Extended data 5. Expression of markers of the different EMT states in control and NP137-treated skin SCCs.

a, b, UMAP plots coloured by normalized gene expression values for the indicated genes in the control (a) and treated samples (b). Gene expression values are visualized as colour gradient with grey indicating no expression and red indicating the maximum expression. Circles represent TCs groups with a different degree of EMT based on the expression of Epcam, Krt14, Krt8, Vim, Pdg fra (green: Epcam+/Krt14+/Vim- as epithelial state; orange: Epcam-/Krt14+/Vim+ as early hybrid EMT state; red: Epcam-/ Krt14-/Krt8+/Vim+ as late hybrid EMT state; dark red: Epcam-/Krt14-/Krt8-/ Vim+ as late full EMT state expressing Pdg fra and Aqp1). c, Barplot depicting the relative log fold change of the relative abundance of the different EMT states after NP137-treatment compared to the early hybrid state. Significant proportion changes are indicated by FDR < 0.2.

Extended data 6. Histological analysis of the control and NP137-treated tumors.

a-d, Haematoxylin and Eosin staining showing the control (n = 1) (a,b) or NP137-treated (n = 1) (c,d) tumour skin SCC analysed in Visium spatial transcriptomic method. The annotated areas represent the EMT states previously defined by the expression of Epcam, Krt14, Krt8 and Vim (1: epithelial, 2: early hybrid, 3, late hybrid, 4: full late EMT) (scale bars in a, c, 500 μm, scale bars in b, 20 μm).

Extended data 7. Analysis of NP137 treatment on tumour growth, EMT and migration in endometrial human cancer cell line.

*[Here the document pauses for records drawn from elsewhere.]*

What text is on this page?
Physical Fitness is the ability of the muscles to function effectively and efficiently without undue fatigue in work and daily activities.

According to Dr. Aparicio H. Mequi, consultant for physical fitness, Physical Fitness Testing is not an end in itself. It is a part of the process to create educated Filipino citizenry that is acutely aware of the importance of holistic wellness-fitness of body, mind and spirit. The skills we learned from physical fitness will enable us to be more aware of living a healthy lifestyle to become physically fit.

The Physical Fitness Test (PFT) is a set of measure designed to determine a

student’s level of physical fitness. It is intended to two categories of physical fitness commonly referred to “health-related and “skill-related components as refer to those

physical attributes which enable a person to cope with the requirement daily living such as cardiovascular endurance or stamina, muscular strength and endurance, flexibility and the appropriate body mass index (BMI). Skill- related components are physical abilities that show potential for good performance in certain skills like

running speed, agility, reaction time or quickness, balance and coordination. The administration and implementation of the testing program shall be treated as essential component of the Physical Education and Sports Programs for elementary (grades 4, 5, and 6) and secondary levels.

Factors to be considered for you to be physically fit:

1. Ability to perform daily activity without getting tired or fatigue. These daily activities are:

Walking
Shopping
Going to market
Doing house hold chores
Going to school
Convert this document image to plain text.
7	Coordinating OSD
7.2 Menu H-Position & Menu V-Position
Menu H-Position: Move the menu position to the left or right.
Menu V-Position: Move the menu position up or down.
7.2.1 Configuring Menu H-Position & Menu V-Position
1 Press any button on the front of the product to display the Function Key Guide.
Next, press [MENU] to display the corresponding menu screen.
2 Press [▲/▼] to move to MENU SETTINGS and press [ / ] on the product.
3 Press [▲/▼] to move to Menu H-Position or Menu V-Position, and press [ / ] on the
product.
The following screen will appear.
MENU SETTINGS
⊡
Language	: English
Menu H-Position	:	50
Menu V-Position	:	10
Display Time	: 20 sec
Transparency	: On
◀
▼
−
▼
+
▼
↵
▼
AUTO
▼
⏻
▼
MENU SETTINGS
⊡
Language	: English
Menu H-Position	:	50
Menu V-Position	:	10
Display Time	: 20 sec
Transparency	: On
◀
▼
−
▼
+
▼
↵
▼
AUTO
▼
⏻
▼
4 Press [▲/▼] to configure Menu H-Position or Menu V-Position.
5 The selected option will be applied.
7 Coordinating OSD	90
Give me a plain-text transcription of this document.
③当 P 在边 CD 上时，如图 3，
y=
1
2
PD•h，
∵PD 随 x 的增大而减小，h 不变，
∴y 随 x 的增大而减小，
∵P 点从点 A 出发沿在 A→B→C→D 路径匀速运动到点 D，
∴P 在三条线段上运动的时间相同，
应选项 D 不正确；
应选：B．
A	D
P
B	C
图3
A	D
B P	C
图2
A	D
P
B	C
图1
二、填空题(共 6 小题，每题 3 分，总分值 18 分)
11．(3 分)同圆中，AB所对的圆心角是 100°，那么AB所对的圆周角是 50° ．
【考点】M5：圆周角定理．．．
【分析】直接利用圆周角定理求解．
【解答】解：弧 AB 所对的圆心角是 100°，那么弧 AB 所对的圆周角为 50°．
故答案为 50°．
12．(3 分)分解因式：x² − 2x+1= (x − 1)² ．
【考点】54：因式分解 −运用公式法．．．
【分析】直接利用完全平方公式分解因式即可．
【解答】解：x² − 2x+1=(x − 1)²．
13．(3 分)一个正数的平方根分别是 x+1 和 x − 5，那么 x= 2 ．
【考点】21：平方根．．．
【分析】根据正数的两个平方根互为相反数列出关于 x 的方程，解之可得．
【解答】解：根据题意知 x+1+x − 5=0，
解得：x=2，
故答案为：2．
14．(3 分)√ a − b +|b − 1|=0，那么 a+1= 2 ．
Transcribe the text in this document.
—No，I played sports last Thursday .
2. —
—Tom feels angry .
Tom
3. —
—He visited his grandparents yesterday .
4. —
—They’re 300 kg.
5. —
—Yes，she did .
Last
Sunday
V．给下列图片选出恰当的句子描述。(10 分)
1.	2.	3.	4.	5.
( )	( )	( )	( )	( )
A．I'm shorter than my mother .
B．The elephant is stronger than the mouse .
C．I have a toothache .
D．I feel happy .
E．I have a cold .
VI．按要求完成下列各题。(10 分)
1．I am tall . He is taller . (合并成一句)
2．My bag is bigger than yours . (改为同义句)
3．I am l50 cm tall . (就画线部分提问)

a, Tumor growth quantification of human Ishikawa endometrial carcinoma cells grafted in nude mice treated with either control (n = 9) or NP137 (n = 9) (mean ± s.e.m., 2-way ANOVA). b, Relative mRNA expression of epithelial markers CDH1, MUC1 and HOOK1 by qRT-PCR in Ishikawa human cells grafted in nude mice treated with control (n = 7) or NP137 (n = 8) (data are normalized to HPRT gene, mean +/- s.e.m., two tailed Mann-Whitney U test). c, Percentage of migrated Ishikawa cells treated with NP137 relative to the migration of control condition through serum deprived culture medium complemented with 2.5% Matrigel between 5 and 24 h of invasion. (n = 3) (mean ± s.e.m, two tailed t test).

Data Availability Statement

All raw data sequencing data for mouse RNA-seq, single cell RNA-seq and 10x Visium have been deposited in the gene expression Omnibus with the following accession number: GSE234267. Source data are provided with this paper.